Each sheet provides data regarding NASA investment in the state as well as a sampling of companies that have participated in the Small Business Innovation Research/Small Business Technology Transfer (SBIR/STTR) programs. In addition, the flyers highlight spinoff stories to demonstrate how businesses in each state have partnered with NASA in non-aerospace industries such as health and medicine, consumer goods, transportation, renewable energy, and manufacturing.

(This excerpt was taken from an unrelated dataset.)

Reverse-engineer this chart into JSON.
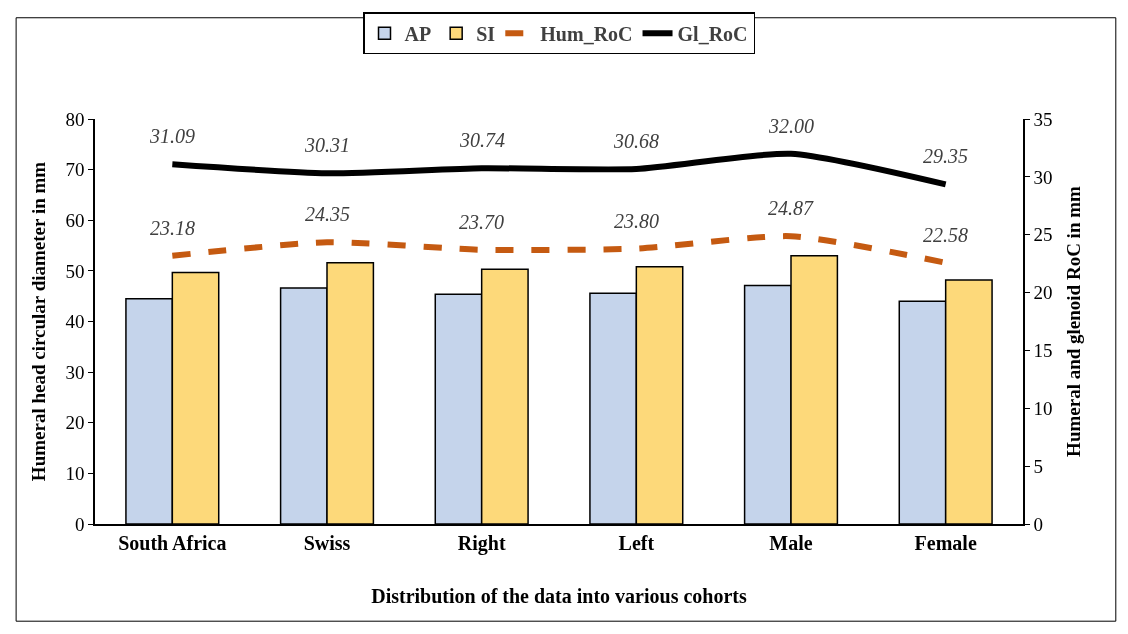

Some of the highlighted spinoff technologies include:
  • Inflatable satellite antennas that provide critical support to first responders after disasters in places like Afghanistan and Haiti
  • Screening devices for the detection of vision problems in children
  • Medical devices that increase the effectiveness of chemotherapy treatments
  • Electrolyte formulas developed to combat dehydration
  • Whole aircraft parachute recovery systems that have saved hundreds of small aircraft—and their pilots and passengers
Many stories demonstrate NASA’s revolutionary impact on existing technologies. For example, NASA’s aerodynamics research enabled the average U.S. tractor trailer to become 15-25 percent more fuel efficient at highway speeds. NASA’s blended winglets, the upturned ends on many airplane wings, have saved the airline industry billions in fuel costs. All of these spinoff stories show how NASA has transformed life on Earth by developing innovative technologies that directly benefit society.

The flyers offer a valuable tool to help educate the public about NASA’s extraordinary technology transfer successes. Furthermore, they provide concrete and impressive statistics showing how government research projects are helping to spark innovation in a wide array of industries, create new jobs, and improve lives.